Mardi, l'Assemblée nationale a voté en première lecture la loi de transition énergétique qui prévoit la réduction de 75% à 50% de la part du nucléaire dans la production d'électricité d'ici 2025, et son plafonnement à 63,2 GW, soit sa capacité actuelle.  Quel signal cela envoie-t-il à l'industrie française?

Le nucléaire reste, selon moi, la source d'énergie prioritaire dans le mix-énergétique français. Le programme de "grand carénage" d'EDF [programme industriel visant à prolonger l'exploitation des centrales nucléaires au-delà des délais initialement prévus: NDLR] en est une preuve, puisqu'il couvre quand même 55 milliards d'euros d'investissements sur dix ans, pour rénover et moderniser le parc nucléaire d'ici à 2025. Le deuxième axe de développement, c'est l'export. On le voit avec le programme Hinkley Point [projet britannique de centrale nucléaire, auquel participe EDF, qui a été approuvé par la Commission européenne et implique des subventions publiques: NDLR], qui donne le coup d'envoi à un redéploiement du nucléaire en Europe. On parle toujours des pays quittant l'atome, mais beaucoup s'y mettent ou y reviennent aujourd'hui, comme l'Angleterre ou la Pologne! Même les Allemands se rendront compte un jour qu'ils vont droit dans le mur avec leur transition énergétique.

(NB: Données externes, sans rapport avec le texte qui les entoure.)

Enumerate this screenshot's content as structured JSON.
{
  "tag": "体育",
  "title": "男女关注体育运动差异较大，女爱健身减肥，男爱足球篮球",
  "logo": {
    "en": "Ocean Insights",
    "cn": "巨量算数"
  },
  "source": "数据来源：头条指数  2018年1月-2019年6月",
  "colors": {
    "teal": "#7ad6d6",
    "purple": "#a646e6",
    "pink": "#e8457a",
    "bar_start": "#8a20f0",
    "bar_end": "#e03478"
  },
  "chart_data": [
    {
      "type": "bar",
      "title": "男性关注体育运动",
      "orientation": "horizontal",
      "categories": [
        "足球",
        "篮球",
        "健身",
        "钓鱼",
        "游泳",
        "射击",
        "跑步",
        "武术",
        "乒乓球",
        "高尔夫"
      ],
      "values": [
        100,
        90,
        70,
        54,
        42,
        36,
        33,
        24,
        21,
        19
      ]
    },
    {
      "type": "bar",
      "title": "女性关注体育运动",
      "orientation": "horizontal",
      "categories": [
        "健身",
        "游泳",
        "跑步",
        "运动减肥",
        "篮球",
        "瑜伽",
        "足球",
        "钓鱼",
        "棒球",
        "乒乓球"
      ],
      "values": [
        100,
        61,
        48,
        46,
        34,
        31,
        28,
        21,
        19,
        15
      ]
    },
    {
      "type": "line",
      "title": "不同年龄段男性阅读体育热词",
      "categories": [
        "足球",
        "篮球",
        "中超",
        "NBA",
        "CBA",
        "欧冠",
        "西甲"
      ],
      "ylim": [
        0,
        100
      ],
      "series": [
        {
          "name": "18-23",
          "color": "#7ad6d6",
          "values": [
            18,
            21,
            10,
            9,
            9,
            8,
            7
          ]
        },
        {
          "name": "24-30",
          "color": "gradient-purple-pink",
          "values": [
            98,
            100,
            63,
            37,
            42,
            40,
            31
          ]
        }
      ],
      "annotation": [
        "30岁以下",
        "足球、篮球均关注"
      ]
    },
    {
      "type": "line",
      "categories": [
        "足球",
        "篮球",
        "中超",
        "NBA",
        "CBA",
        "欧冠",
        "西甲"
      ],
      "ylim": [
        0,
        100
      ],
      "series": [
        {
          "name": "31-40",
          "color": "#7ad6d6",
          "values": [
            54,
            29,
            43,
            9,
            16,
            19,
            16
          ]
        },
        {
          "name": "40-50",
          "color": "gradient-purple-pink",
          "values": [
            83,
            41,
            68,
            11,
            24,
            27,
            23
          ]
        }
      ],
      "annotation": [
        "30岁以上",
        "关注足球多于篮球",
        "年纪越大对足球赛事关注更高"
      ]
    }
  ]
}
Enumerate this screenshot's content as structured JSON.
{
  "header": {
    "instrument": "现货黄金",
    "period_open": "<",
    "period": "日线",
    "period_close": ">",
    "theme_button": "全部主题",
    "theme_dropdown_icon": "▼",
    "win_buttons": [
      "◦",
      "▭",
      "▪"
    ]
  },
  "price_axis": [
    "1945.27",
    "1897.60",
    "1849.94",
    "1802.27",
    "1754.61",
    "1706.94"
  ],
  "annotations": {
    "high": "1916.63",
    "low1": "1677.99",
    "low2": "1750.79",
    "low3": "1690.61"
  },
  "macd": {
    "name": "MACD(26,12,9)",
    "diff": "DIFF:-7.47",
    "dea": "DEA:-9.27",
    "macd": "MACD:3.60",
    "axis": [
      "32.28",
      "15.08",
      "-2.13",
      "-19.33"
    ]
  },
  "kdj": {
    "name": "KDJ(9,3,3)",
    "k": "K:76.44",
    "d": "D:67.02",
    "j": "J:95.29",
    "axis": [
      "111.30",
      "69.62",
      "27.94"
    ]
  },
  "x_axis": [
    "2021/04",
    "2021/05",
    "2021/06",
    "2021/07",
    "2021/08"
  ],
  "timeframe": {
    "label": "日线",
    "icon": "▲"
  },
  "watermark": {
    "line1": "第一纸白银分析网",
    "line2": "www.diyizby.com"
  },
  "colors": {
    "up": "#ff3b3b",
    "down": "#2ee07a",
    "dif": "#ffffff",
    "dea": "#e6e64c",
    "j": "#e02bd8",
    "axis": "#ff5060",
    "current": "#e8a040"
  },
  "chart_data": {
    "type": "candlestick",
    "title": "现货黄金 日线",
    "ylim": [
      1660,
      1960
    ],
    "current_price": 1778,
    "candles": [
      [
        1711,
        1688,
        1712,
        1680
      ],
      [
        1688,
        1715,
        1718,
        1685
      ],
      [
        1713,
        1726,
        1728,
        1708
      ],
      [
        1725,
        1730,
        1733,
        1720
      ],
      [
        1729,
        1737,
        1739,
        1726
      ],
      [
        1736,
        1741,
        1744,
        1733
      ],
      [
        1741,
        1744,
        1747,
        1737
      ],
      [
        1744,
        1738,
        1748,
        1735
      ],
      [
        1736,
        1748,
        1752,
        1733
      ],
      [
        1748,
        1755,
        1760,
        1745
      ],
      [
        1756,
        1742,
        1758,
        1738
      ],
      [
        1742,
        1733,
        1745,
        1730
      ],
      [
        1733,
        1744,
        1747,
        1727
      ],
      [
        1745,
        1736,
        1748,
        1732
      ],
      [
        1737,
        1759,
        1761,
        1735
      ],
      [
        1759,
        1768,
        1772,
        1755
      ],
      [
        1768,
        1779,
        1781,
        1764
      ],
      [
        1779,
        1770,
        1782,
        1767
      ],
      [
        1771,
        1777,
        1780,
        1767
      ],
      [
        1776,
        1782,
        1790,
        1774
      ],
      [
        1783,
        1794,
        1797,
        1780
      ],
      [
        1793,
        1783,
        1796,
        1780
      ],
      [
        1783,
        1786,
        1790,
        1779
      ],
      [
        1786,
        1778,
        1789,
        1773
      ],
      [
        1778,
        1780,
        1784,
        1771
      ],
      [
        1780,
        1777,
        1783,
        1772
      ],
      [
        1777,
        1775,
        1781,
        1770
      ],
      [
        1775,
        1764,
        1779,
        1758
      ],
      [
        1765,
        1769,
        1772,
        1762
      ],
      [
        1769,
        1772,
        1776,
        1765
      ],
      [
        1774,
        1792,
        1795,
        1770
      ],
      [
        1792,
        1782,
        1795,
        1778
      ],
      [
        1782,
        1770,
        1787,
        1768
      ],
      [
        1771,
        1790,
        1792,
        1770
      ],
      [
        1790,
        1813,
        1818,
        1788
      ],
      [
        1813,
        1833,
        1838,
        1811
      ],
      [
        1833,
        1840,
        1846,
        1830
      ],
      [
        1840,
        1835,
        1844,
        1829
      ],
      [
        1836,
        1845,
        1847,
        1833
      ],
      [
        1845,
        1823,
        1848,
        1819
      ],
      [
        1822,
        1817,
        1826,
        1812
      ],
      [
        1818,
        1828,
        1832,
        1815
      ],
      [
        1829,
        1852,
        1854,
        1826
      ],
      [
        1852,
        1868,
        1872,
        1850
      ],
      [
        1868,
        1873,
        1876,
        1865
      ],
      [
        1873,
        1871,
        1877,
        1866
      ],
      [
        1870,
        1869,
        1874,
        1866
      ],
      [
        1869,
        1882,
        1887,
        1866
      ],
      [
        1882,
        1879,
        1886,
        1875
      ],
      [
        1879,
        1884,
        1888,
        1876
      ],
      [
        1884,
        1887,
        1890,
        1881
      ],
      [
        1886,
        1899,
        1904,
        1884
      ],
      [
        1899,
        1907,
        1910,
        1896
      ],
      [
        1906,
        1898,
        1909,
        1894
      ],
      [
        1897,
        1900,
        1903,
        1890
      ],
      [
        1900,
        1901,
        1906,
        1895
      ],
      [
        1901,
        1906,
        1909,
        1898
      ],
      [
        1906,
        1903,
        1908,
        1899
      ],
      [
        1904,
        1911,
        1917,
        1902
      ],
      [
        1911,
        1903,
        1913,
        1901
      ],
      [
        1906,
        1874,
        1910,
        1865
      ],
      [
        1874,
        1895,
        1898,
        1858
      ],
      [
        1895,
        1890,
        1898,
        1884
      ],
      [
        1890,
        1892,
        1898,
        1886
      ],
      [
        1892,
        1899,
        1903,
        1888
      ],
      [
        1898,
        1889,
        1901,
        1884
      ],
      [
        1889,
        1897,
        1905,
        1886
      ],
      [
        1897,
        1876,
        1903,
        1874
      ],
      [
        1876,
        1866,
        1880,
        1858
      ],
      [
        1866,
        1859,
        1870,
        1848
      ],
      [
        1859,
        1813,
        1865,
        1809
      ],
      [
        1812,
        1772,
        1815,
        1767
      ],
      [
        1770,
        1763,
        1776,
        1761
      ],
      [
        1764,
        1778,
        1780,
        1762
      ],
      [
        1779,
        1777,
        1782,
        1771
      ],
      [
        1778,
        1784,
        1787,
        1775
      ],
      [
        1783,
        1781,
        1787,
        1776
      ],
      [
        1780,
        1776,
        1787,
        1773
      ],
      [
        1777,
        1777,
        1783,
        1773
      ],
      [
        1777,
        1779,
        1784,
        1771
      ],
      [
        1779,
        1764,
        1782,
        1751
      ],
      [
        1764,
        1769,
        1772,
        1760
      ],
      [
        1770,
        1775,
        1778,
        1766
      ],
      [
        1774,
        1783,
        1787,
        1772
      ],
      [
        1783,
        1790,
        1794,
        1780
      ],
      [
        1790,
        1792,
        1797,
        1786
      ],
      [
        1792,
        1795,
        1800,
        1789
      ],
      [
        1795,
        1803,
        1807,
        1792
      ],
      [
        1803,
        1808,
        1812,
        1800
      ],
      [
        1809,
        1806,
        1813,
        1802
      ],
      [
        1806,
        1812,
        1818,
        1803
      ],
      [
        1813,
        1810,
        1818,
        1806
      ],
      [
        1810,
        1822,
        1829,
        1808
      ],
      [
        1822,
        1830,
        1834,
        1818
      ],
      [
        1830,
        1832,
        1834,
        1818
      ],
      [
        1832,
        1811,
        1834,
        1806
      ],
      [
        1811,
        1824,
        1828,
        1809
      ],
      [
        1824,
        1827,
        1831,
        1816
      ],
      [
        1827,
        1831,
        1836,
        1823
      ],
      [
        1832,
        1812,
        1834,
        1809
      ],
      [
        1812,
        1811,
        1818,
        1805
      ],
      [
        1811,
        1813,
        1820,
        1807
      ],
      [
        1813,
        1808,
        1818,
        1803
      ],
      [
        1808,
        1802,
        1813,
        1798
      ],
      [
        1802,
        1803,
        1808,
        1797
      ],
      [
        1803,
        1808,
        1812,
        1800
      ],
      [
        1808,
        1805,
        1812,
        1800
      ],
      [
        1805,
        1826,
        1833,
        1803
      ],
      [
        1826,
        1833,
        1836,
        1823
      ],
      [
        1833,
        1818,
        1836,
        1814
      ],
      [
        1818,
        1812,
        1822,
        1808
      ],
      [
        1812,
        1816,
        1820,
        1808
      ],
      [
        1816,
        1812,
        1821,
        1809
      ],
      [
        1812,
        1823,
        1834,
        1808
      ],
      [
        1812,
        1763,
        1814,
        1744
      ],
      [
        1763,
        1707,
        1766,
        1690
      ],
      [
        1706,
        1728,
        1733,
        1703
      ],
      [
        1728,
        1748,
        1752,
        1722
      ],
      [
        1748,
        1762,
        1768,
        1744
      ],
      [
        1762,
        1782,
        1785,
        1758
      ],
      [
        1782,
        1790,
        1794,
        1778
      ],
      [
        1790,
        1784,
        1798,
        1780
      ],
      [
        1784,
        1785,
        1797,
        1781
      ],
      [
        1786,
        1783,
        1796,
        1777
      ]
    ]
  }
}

On constate par ailleurs que les entreprises exportent déjà beaucoup. En Chine notamment, où les Français sont très présents, comme le montre le Partenariat France Chine électricité (PFCE) qui invite les PME de l'Hexagone à s'y établir ou à nouer des accords. Il y a aussi l'Arabie Saoudite ou encore l'Afrique du Sud, dont la ministre de l'Energie est venue signer mardi un accord intergouvernemental avec la France sur la coopération nucléaire. Le développement de l'atome ne va donc pas s'appuyer seulement sur le marché français.

La part du nucléaire dans la production électrique mondiale était de 10,9% en 2012, contre 68,1% pour le thermique (pétrole, gaz, charbon). Quelle marge de progression possède-t-elle?

Nous sommes aujourd'hui 7 milliards d'habitants sur la planète. Un milliard d'entre nous a accès à l'électricité rien qu'en appuyant sur un bouton. Cinq milliards de personnes n'ont pas suffisamment d'électricité, comme en Inde où le déficit est majeur, ou en Chine, pays qui a quasiment besoin du double de ce qu'il possède actuellement. Il reste un milliard d'habitant dans le monde qui n'a aucun accès à l'électricité. En 2050, nous serons 10 milliards. Croyez-vous que ces 10 milliards vont se satisfaire de la répartition actuelle de l'accès à l'électricité ? Nous avons besoin d'un mix-énergétique raisonné incluant le nucléaire. Il faut un volume d'affaires suffisant pour permettre aux fabricants d'avoir une activité continue.

 Mais cette activité ne va-t-elle pas être freinée par le coût élevé du nucléaire dit "de nouvelle génération"?

 Les Chinois ont fait l'analyse du chantier de l'EPR de Tai Shan. Ils ont constaté un coût de production de l'électricité beaucoup moins cher que celui de l'énergie fossile, qui entraîne des installations de dépollution onéreuses.